Source: Bloomingdale's

Source: Bloomingdale’s

First used in the classic men’s cologne Eau Sauvage, composed by Edmond Roudnitska in 1966, hedione had been isolated from jasmine absolute and went on to revolutionize men’s scents with the inclusion of a green floral note. Eau Sauvage was so successful that many women went on to adopt it as their own personal fragrance leading the house of Dior to the subsequent introduction of Diorella in 1972 [….][¶] Ten years after its introduction to perfumery, in 1976, it was the turn of Jean Claude Ellena to coax hedione in a composition that exploited its fresh and lively character to great aplomb in the production of First by jewelry house Van Cleef & Arpels. […][¶]

Source: Fragrantica.

Source: Fragrantica.

Hedione also makes a memorable appearance in many other perfumes, such as the classic Chamade by Guerlain (introduced in 1969), Chanel no.19 (1970) and Must by Cartier (1981) and in many of the modern airy fragrances such as CKone, Blush by Marc Jacobs, the shared scent Paco by Paco Rabanne or ~surprisingly~ in the bombastic Angel by Thierry Mugler, in which it is used as a fresh top note along with helional! Perhaps if you want to feel it used in spades smell L’Eau d’Issey by Issey Miyake: the aquatic/ozonic notes cannot hide its radiance. Its uses are legion, especially since it acts as a supreme smoothener of the rest of the ingredients. In Terre d’Hermes, perfumer Jean Claude Ellena uses lots of it to bring out the softer side of hesperidic bergamot and to fan out the woodier aspects. [Emphasis to names added by me.]

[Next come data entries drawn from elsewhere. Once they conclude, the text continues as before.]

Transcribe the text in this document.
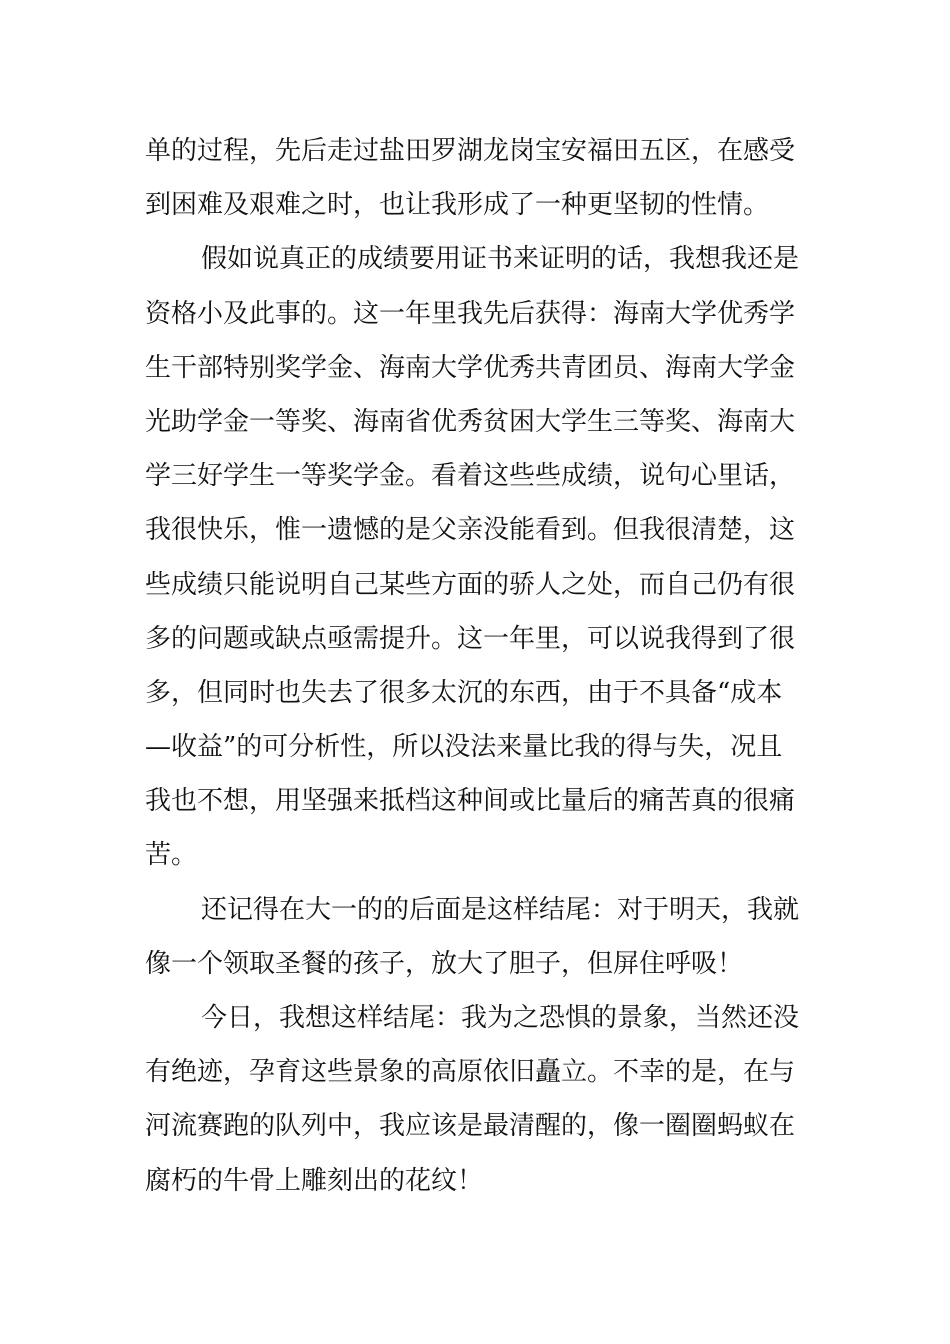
单的过程，先后走过盐田罗湖龙岗宝安福田五区，在感受
到困难及艰难之时，也让我形成了一种更坚韧的性情。
假如说真正的成绩要用证书来证明的话，我想我还是
资格小及此事的。这一年里我先后获得：海南大学优秀学
生干部特别奖学金、海南大学优秀共青团员、海南大学金
光助学金一等奖、海南省优秀贫困大学生三等奖、海南大
学三好学生一等奖学金。看着这些些成绩，说句心里话，
我很快乐，惟一遗憾的是父亲没能看到。但我很清楚，这
些成绩只能说明自己某些方面的骄人之处，而自己仍有很
多的问题或缺点亟需提升。这一年里，可以说我得到了很
多，但同时也失去了很多太沉的东西，由于不具备“成本
—收益”的可分析性，所以没法来量比我的得与失，况且
我也不想，用坚强来抵档这种间或比量后的痛苦真的很痛
苦。
还记得在大一的的后面是这样结尾：对于明天，我就
像一个领取圣餐的孩子，放大了胆子，但屏住呼吸！
今日，我想这样结尾：我为之恐惧的景象，当然还没
有绝迹，孕育这些景象的高原依旧矗立。不幸的是，在与
河流赛跑的队列中，我应该是最清醒的，像一圈圈蚂蚁在
腐朽的牛骨上雕刻出的花纹！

Photo: Ryhor Bruyeu or Gbruev. Source: Dreamtime Royalty Free Stock image.

Photo: Ryhor Bruyeu or Gbruev. Source: Dreamtime Royalty Free Stock image.

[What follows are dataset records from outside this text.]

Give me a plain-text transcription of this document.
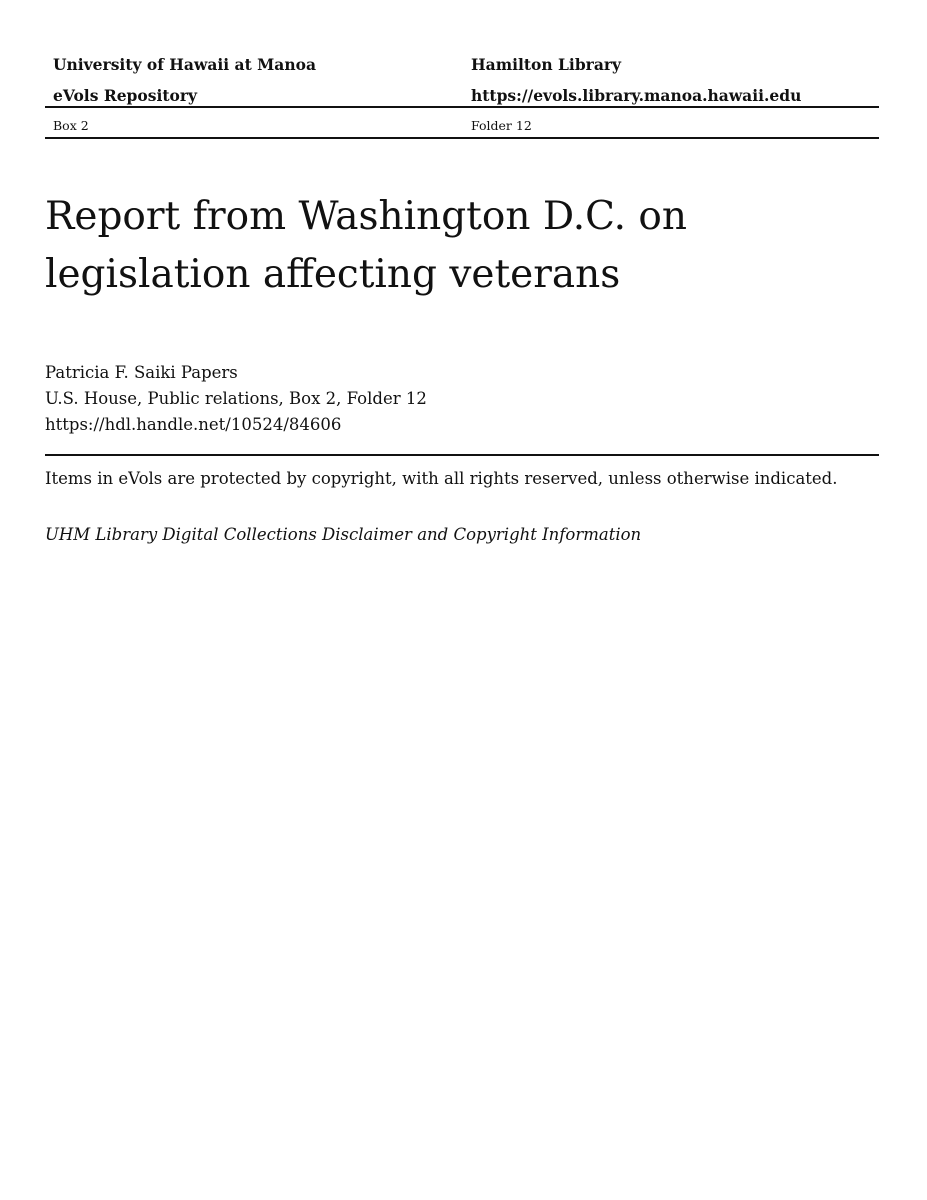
University of Hawaii at Manoa
eVols Repository
Hamilton Library
https://evols.library.manoa.hawaii.edu
Box 2	Folder 12
Report from Washington D.C. on legislation affecting veterans
Patricia F. Saiki Papers
U.S. House, Public relations, Box 2, Folder 12
https://hdl.handle.net/10524/84606
Items in eVols are protected by copyright, with all rights reserved, unless otherwise indicated.
UHM Library Digital Collections Disclaimer and Copyright Information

As that discussion makes clear, Jean-Claude Ellena not only loves to use hedione in his various creations, but to use it in spades. As he does here, alas, in L’Eau d’Hiver. None of it smells like jasmine on my skin; all of it smells citrusy, green, fresh, clean, and abstractly floral with an undertone of effervescent fizziness that is vaguely liquid-like. The fizziness is minor, though, and very unlike the champagne note in YSL‘s  Yvresse, while the cleanness has a pointed sharpness that really made me wonder if L’Eau d’Hiver contained my hated white musk.The floral quality is not something that can be dissected into a particular note, but is wholly abstract and intangible. In other words, more “floral-like” than concrete. The predominant sense, though, is of overwhelming greenness flecked with crisp citruses, cleanness, and watery coolness.

Painting by Chris Sampson at http://chrissampson-paintings.co.uk/

Painting by Chris Sampson at http://chrissampson-paintings.co.uk/

At the 30-minute mark, L’Eau d’Hiver is a mix of liquidity, hedione, cold iris, and citric crispness, lightly flecked with powdered heliotrope and tiny drops of honey. The latter has weakened substantially and is barely noticeable now. The streak of milkiness in the base has practically disappeared. Up top, the wonderful heliotrope is rapidly dying. All of them have been thoroughly drowned out by the hedione, which is slowly clobbering any vestige of warmth, softness, and sweetness in a tidal wave of greenness. It is joined by an increasingly strong iris note which is slowly turning colder, and its aroma is now more akin to something stony instead of floral.

The complex, multi-faceted, juxtaposed contrasts of the opening minutes have now been replaced by an image of hedione water trickling over stones in a stream. It’s endlessly green, cold, and austere, not to mention increasingly thin in texture as well. At times, it feels as though L’Eau d’Hiver is evaporating off my skin and, 45 minutes into its development, the nuances are becoming increasingly hard to detect. All that’s left is a translucent wisp of cold, green floral water with stony iris and citrus.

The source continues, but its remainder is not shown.